El Banco de España admite que «perdió el control» de la crisis de Bankia

El subgobernador Francisco Javier Ariztegui asegura ante el juez que Economía asumió un «protagonismo público y notorio» en el caso


COLPISA

El Banco de España «perdió el control de la crisis» de Bankia a finales de abril de 2012, cuando el Ministerio de Economía rechazó el plan de recapitalización presentado por la entidad, momento en el que Rodrigo Rato decide tirar la toalla. Así lo ha manifestado el por aquel entonces subgobernador del regulador, Francisco Javier Ariztegui, al juez que instruye el caso Bankia, según fuentes jurídicas. Ariztegui, que ha testificado durante tres horas y media, desveló que los servicios jurídicos del Banco de España examinaron la «inédita» injerencia del ministerio que dirigía Luis de Guindos, para concluir que «no era ilegal». A su juicio, Economía asumió en aquella crisis «un protagonismo público y notorio» en medio de una situación socioeconómica «excepcional».

El supervisor sí que dio el visto bueno al plan de recapitalización diseñado por Rodrigo Rato, aunque en su informe (fechado el 17 de abril de 2012) añadió una serie de aspectos que el grupo BFA-Bankia habría de solventar «antes del 31 de mayo». Entre esas mejoras exigidas por el Banco de España estaba la de «tomar decisiones de refuerzo de gestión de la entidad», así como la aplicación «de un programa de desinversiones a medio plazo que redujera la dependencia del grupo respecto a los inversores mayoristas».

Ariztegui, que también presidía la comisión rectora del FROB, no ha sabido explicar por qué el Banco de España mantuvo una actitud pasiva respecto a los informes de seguimiento que sobre la situación del grupo financiero elaboraba de forma periódica. En esos informes se hablaba de las «excesivas políticas remunerativas» de los consejeros del grupo, o de que «el margen de mejora era significativo» en cuanto al desempeño de la alta dirección.

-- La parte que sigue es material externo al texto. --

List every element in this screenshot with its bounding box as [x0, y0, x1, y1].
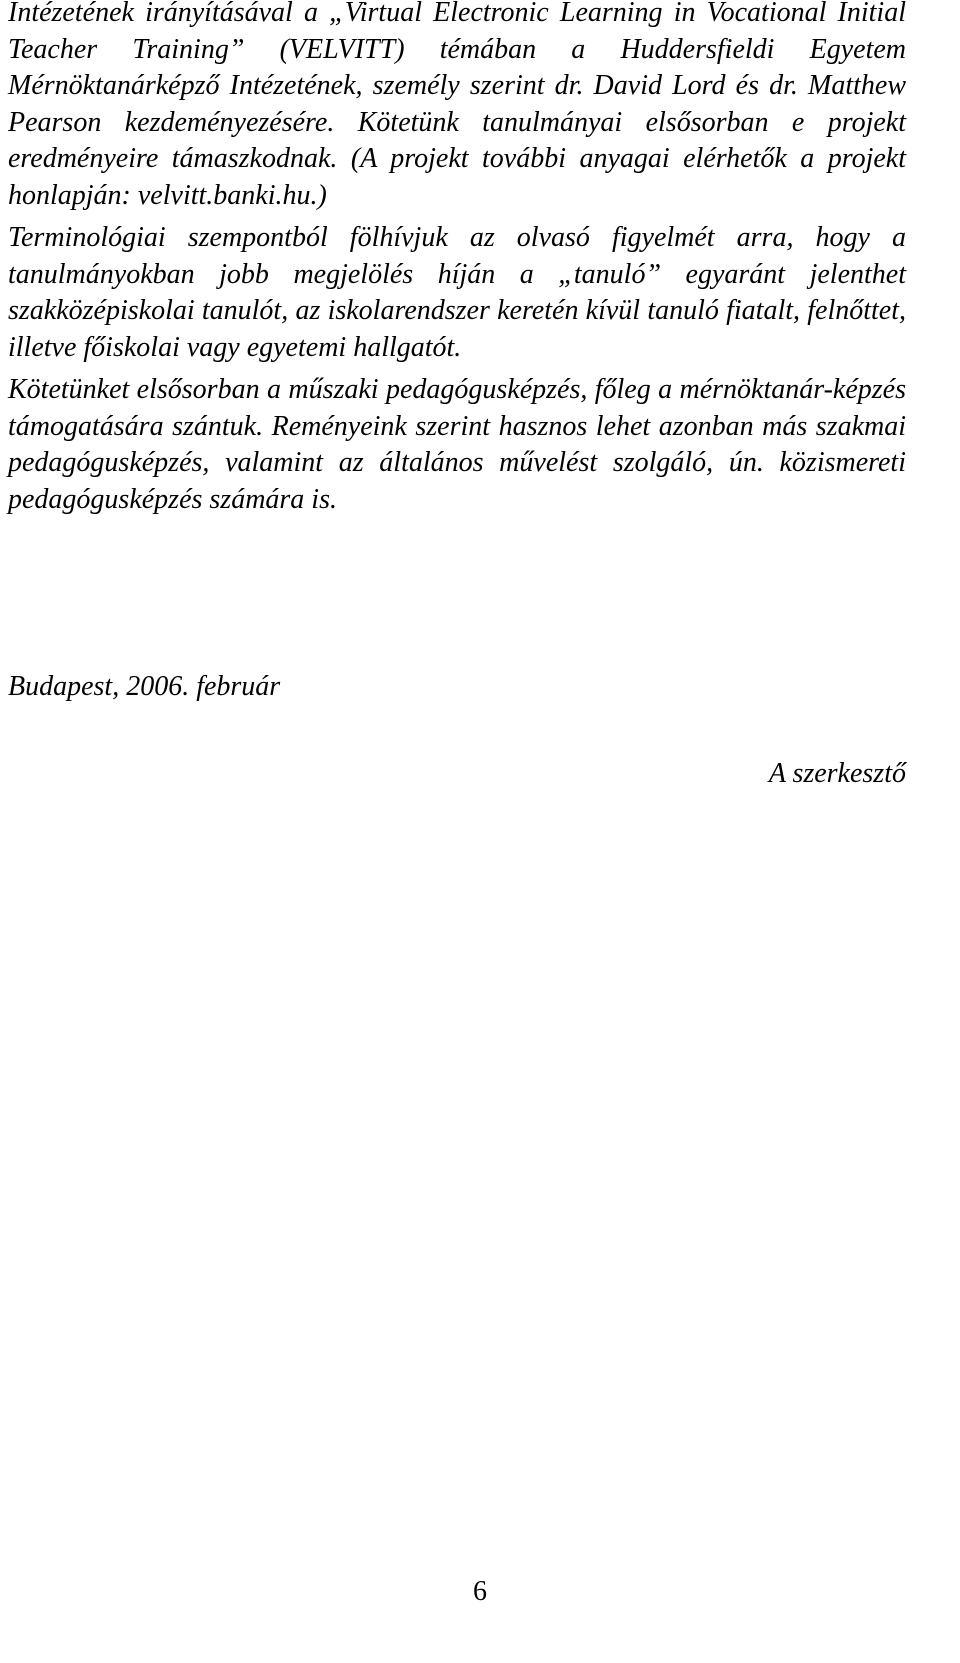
place-date: Budapest, 2006. február — [8, 671, 281, 702]
paragraph-project-background: Intézetének irányításával a „Virtual Electronic Learning in Vocational Initial Teacher Training” (VELVITT) témában a Huddersfieldi Egyetem Mérnöktanárképző Intézetének, személy szerint dr. David Lord és dr. Matthew Pearson kezdeményezésére. Kötetünk tanulmányai elsősorban e projekt eredményeire támaszkodnak. (A projekt további anyagai elérhetők a projekt honlapján: velvitt.banki.hu.) — [8, 0, 906, 211]
paragraph-purpose: Kötetünket elsősorban a műszaki pedagógusképzés, főleg a mérnöktanár-képzés támogatására szántuk. Reményeink szerint hasznos lehet azonban más szakmai pedagógusképzés, valamint az általános művelést szolgáló, ún. közismereti pedagógusképzés számára is. — [8, 374, 906, 515]
signature: A szerkesztő — [768, 758, 906, 789]
document-page — [8, 0, 906, 789]
page-number: 6 — [473, 1576, 487, 1607]
paragraph-terminology: Terminológiai szempontból fölhívjuk az olvasó figyelmét arra, hogy a tanulmányokban jobb megjelölés híján a „tanuló” egyaránt jelenthet szakközépiskolai tanulót, az iskolarendszer keretén kívül tanuló fiatalt, felnőttet, illetve főiskolai vagy egyetemi hallgatót. — [8, 222, 906, 363]
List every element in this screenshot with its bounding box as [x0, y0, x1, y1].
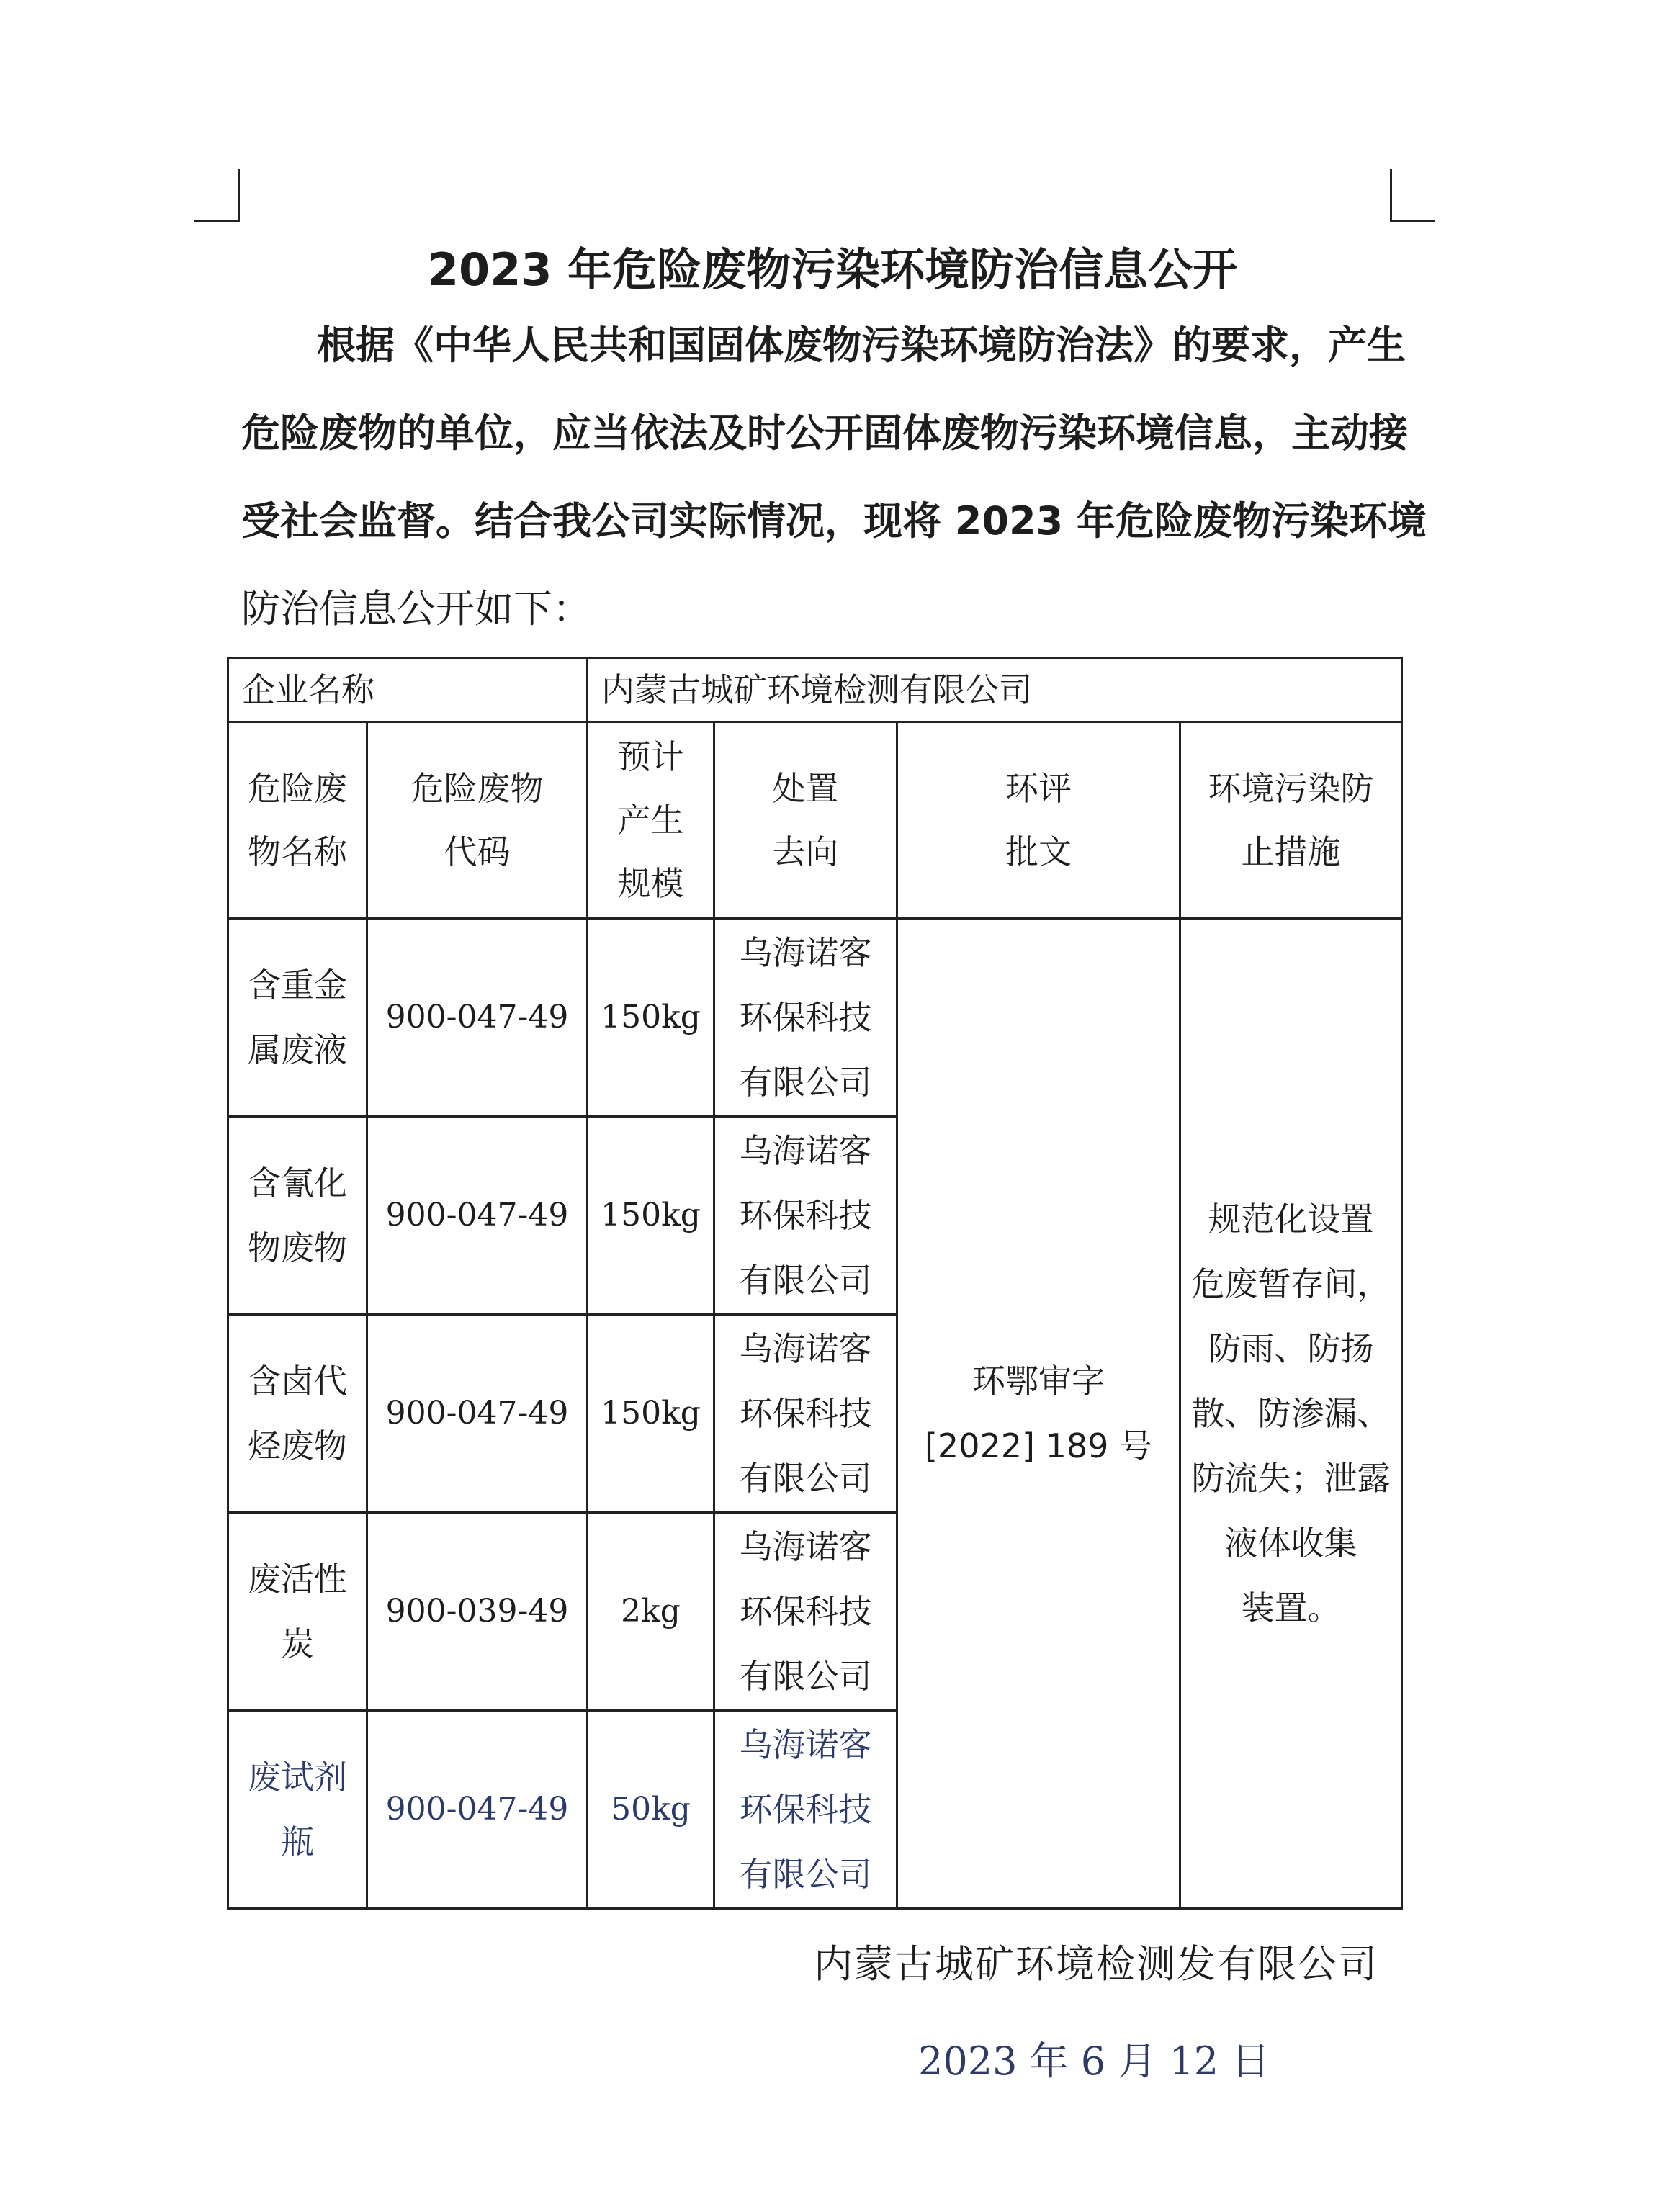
prevention-measures-cell: 规范化设置 危废暂存间， 防雨、防扬 散、防渗漏、 防流失；泄露 液体收集 装置。: [1180, 919, 1402, 1909]
intro-line-2: 危险废物的单位，应当依法及时公开固体废物污染环境信息，主动接: [241, 410, 1408, 456]
crop-mark-top-right: [1390, 169, 1435, 222]
company-label: 企业名称: [228, 658, 588, 722]
waste-name-cell: 含重金 属废液: [228, 919, 367, 1117]
header-waste-code: 危险废物 代码: [367, 722, 588, 919]
header-estimated-amount: 预计 产生 规模: [588, 722, 714, 919]
eia-approval-cell: 环鄂审字 [2022] 189 号: [897, 919, 1180, 1909]
company-name: 内蒙古城矿环境检测有限公司: [588, 658, 1402, 722]
waste-name-cell: 废活性 炭: [228, 1513, 367, 1711]
waste-code-cell: 900-039-49: [367, 1513, 588, 1711]
waste-code-cell: 900-047-49: [367, 1117, 588, 1315]
header-eia-approval: 环评 批文: [897, 722, 1180, 919]
intro-line-1: 根据《中华人民共和国固体废物污染环境防治法》的要求，产生: [317, 323, 1406, 368]
amount-cell: 50kg: [588, 1711, 714, 1909]
amount-cell: 150kg: [588, 1315, 714, 1513]
waste-name-cell: 含氰化 物废物: [228, 1117, 367, 1315]
disposal-cell: 乌海诺客 环保科技 有限公司: [714, 1513, 897, 1711]
amount-cell: 150kg: [588, 1117, 714, 1315]
crop-mark-top-left: [194, 169, 240, 222]
disposal-cell: 乌海诺客 环保科技 有限公司: [714, 1711, 897, 1909]
header-disposal: 处置 去向: [714, 722, 897, 919]
column-header-row: [228, 722, 1402, 919]
waste-name-cell: 含卤代 烃废物: [228, 1315, 367, 1513]
disposal-cell: 乌海诺客 环保科技 有限公司: [714, 919, 897, 1117]
company-row: [228, 658, 1402, 722]
disposal-cell: 乌海诺客 环保科技 有限公司: [714, 1117, 897, 1315]
disposal-cell: 乌海诺客 环保科技 有限公司: [714, 1315, 897, 1513]
document-title: 2023 年危险废物污染环境防治信息公开: [427, 243, 1238, 296]
hazardous-waste-table: [227, 657, 1403, 1910]
table-row: [228, 919, 1402, 1117]
document-date: 2023 年 6 月 12 日: [918, 2038, 1270, 2084]
waste-code-cell: 900-047-49: [367, 919, 588, 1117]
waste-code-cell: 900-047-49: [367, 1711, 588, 1909]
header-waste-name: 危险废 物名称: [228, 722, 367, 919]
waste-code-cell: 900-047-49: [367, 1315, 588, 1513]
company-signature: 内蒙古城矿环境检测发有限公司: [814, 1941, 1378, 1987]
amount-cell: 2kg: [588, 1513, 714, 1711]
header-prevention-measures: 环境污染防 止措施: [1180, 722, 1402, 919]
intro-line-3: 受社会监督。结合我公司实际情况，现将 2023 年危险废物污染环境: [241, 498, 1427, 544]
intro-line-4: 防治信息公开如下：: [241, 586, 591, 631]
waste-name-cell: 废试剂 瓶: [228, 1711, 367, 1909]
amount-cell: 150kg: [588, 919, 714, 1117]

En otro de los documentos de seguimiento se advertía de que Bankia «no reflejaba la morosidad real de su cartera crediticia».

El exsubgobernador del Banco de España ha reconocido la existencia de una reunión en la que también participó el gobernador, Miguel Ángel Fernández, para conminar a Rodrigo Rato y José Luis Olivas (presidente de Bancaja) para que accedieran a integrar a la caja valenciana en Bankia. Eso sí, ha negado la existencia de amenazas. Olivas declaró el pasado mes de diciembre ante el juez que los principales responsables del Banco de España le amenazaron para que se replanteara su negativa a la integración de Bancaja. «Sólo hubo una invitación», ha declarado Ariztegui.

Nueva imputación

Por otro lado, el juez Fernando Andreu ha llamado a declarar el próximo día 22 a los responsables jurídicos de Bankia y de su matriz, BFA, las dos únicas partes imputadas en el caso que investiga la fusión y salida a Bolsa de la entidad financiera que no habían pasado por la Audiencia Nacional. Lo harán un día después de la comparecencia como testigo de José Ignacio Goirigolzarri, actual responsable de Bankia.

El magistrado ha emitido otra resolución en la que apremia a Bankia y BFA a que entreguen las comunicaciones que mantuvieron con el Banco de España en abril de 2012 referidas «al nuevo plan requerido por las autoridades económicas» para la recapitalización de la entidad, cuyo postrero rechazo desencadenó la dimisión de Rodrigo Rato.